The route recommended to us was a lazy ride through countryside and vineyards, with wine-tasting stops in Savigny-lès-Beaune, Pernand-Vergelesses, and Aloxe-Corton. Once we passed the outskirts of Beaune, the roads widened, and we were surrounded by vineyards.
I'll save you the embarrassment of asking which grapes are used to produce burgundy wines. I asked, and the wine guide just stared blankly at me. At the time, I thought this was a language-barrier issue, but now I'm pretty sure she was just trying to compose a gracious response to my dumb question.
Burgundy wine is (obviously) 100% pinot noir grape. Write that down.
In Savigny-lès-Beaune, we tasted a Burgundy at this castle. The wine was good, but this moat is better:
Little towns were nestled into the acres of vineyards.
The Chateau de Corton Andre in Aloxe-Corton had a beautiful exterior and charming cellar.

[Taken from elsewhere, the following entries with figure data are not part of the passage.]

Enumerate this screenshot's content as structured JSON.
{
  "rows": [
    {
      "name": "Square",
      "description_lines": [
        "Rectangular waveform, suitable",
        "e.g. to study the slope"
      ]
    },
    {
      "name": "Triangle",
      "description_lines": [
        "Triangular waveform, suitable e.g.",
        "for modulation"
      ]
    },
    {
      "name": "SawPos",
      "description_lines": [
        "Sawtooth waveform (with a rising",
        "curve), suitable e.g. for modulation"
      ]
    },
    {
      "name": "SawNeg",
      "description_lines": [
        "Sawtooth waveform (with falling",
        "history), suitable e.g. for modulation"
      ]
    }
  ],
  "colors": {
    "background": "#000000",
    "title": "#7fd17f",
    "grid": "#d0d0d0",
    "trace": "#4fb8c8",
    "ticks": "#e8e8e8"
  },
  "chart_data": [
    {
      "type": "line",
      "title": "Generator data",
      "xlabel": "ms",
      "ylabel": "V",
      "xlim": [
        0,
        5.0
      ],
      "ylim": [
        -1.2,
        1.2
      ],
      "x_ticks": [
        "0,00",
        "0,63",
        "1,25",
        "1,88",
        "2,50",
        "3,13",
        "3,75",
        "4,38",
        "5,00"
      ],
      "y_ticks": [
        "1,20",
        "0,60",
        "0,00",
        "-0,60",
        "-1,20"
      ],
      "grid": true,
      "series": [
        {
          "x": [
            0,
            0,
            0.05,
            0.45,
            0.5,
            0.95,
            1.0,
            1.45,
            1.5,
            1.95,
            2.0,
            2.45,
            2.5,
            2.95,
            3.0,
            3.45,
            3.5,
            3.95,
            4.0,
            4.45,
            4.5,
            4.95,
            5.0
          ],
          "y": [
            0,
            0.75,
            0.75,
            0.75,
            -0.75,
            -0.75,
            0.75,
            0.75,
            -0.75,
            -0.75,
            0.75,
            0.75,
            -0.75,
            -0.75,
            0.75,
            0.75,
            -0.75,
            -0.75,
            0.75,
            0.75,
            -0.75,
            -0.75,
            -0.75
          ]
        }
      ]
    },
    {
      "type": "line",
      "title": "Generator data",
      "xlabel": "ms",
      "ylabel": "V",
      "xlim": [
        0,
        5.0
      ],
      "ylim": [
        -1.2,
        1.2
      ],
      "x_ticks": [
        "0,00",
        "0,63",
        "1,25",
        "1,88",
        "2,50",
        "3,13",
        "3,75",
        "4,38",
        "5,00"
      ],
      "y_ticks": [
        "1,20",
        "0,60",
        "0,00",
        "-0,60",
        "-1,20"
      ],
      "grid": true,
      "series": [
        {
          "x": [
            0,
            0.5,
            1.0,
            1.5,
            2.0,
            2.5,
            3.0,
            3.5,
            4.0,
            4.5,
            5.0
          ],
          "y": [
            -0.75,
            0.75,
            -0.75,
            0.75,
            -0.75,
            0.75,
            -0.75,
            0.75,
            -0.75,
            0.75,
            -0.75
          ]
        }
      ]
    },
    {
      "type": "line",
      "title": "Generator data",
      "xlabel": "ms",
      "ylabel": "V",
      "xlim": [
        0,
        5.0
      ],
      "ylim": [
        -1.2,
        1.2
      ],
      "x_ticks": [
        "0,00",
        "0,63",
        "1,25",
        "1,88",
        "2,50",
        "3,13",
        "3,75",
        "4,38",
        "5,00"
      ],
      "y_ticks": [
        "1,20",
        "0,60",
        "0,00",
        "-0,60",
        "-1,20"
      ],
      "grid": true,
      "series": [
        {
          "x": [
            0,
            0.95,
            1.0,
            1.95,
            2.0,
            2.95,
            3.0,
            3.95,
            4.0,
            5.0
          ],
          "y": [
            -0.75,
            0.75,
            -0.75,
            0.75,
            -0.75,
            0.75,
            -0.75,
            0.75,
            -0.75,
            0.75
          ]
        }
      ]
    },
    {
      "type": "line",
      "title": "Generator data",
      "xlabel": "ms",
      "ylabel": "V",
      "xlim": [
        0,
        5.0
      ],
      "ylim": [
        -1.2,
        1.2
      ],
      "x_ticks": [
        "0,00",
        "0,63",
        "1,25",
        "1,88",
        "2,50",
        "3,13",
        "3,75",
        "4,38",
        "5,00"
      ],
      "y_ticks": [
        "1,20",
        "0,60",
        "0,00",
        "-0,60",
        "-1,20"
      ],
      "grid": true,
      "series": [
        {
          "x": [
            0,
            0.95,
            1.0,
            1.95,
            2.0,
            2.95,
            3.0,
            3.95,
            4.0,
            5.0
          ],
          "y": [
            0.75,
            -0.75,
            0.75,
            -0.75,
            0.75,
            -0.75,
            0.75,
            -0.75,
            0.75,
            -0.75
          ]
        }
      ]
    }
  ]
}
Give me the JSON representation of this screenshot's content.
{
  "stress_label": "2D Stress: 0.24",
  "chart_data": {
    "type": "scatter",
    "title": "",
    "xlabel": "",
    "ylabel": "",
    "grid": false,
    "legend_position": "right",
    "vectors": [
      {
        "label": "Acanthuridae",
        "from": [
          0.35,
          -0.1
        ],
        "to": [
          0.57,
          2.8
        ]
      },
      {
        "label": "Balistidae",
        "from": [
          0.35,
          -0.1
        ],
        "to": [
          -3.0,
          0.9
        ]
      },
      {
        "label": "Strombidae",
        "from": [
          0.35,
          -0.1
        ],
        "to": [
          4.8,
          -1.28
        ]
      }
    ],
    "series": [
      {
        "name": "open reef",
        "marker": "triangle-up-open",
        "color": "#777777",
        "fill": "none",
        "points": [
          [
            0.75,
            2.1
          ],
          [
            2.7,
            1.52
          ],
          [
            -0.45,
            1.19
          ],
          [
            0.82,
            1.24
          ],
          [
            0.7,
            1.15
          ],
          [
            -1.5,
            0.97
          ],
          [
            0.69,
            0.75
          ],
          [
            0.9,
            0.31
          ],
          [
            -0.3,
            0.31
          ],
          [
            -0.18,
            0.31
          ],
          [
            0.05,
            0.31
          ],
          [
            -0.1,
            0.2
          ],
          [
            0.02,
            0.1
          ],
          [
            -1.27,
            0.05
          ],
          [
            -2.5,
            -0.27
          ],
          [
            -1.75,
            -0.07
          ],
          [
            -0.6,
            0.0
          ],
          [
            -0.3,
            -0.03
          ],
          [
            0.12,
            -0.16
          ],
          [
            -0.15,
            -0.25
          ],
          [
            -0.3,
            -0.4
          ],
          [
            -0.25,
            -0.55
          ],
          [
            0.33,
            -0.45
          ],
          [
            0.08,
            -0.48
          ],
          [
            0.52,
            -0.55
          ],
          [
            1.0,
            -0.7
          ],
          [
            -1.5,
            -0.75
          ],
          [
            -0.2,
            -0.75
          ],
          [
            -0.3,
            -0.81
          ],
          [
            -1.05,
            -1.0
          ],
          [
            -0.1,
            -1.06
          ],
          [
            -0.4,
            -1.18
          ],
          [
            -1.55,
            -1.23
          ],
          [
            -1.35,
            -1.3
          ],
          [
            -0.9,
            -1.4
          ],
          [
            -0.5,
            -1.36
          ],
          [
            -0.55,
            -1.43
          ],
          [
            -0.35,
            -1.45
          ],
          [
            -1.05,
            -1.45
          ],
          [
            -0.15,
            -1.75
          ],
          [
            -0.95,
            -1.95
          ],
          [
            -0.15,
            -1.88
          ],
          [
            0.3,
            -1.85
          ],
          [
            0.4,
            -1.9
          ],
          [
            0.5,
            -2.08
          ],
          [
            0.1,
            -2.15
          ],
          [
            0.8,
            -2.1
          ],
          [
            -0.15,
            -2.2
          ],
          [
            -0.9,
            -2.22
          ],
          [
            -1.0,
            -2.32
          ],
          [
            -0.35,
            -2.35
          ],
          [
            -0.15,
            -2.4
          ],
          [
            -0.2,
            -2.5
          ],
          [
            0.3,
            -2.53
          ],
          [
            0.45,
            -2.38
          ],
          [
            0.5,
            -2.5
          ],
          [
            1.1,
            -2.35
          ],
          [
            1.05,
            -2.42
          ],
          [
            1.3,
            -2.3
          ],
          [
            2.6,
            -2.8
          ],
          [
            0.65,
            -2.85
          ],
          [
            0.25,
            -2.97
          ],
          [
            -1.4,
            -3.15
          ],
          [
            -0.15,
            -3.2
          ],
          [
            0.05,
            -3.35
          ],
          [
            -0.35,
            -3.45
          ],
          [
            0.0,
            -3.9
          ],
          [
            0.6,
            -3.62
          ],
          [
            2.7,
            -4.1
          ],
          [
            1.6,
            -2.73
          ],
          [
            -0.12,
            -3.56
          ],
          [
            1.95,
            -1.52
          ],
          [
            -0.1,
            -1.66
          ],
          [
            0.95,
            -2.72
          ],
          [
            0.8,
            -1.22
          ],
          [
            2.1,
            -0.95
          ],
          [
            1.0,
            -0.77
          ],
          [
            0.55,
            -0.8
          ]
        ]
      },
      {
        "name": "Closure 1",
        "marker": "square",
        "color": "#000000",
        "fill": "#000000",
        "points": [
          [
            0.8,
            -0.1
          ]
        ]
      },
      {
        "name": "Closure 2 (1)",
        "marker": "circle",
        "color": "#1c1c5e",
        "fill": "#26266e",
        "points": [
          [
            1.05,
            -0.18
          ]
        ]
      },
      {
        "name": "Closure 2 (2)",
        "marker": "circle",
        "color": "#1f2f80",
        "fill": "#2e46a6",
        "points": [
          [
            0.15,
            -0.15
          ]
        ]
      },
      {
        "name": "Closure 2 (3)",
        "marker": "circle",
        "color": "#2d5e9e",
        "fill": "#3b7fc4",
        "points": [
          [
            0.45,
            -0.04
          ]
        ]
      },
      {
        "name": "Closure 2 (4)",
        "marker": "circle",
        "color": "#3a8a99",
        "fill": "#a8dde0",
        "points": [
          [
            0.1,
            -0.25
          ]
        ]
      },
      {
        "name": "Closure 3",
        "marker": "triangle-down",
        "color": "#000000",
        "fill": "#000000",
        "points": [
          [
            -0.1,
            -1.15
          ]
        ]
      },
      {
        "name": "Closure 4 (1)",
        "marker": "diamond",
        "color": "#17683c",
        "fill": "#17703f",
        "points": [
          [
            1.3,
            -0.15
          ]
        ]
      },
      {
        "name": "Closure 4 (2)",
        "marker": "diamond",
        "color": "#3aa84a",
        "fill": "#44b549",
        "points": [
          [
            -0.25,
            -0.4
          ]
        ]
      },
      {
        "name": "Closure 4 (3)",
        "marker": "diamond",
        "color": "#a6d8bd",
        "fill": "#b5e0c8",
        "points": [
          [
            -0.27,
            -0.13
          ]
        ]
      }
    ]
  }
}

We were able to taste and compare wines made from grapes of differing terroirs of Burgundy. This region is parceled into hundreds of plots of land on which the vineyards are planted; their borders were drawn centuries ago, and each one has a different terroir (makeup of soil, microclimate, and geography of the parcel of land). Though two parcels may border one another, the ancient line-drawing can be the pricy difference between the grapes that go on to produce a Grand Cru versus a Primer Cru or Village AOC wine.
The wine cellar:
|Like the chandelier?|
Fall scenes from the vineyards:
The rain clouds finally caught up with us, which made for an interesting twist to our afternoon bike ride. We arrived back to Beaune pretty soaked but rallied thanks to hot showers and a heated towel-bar in our hotel.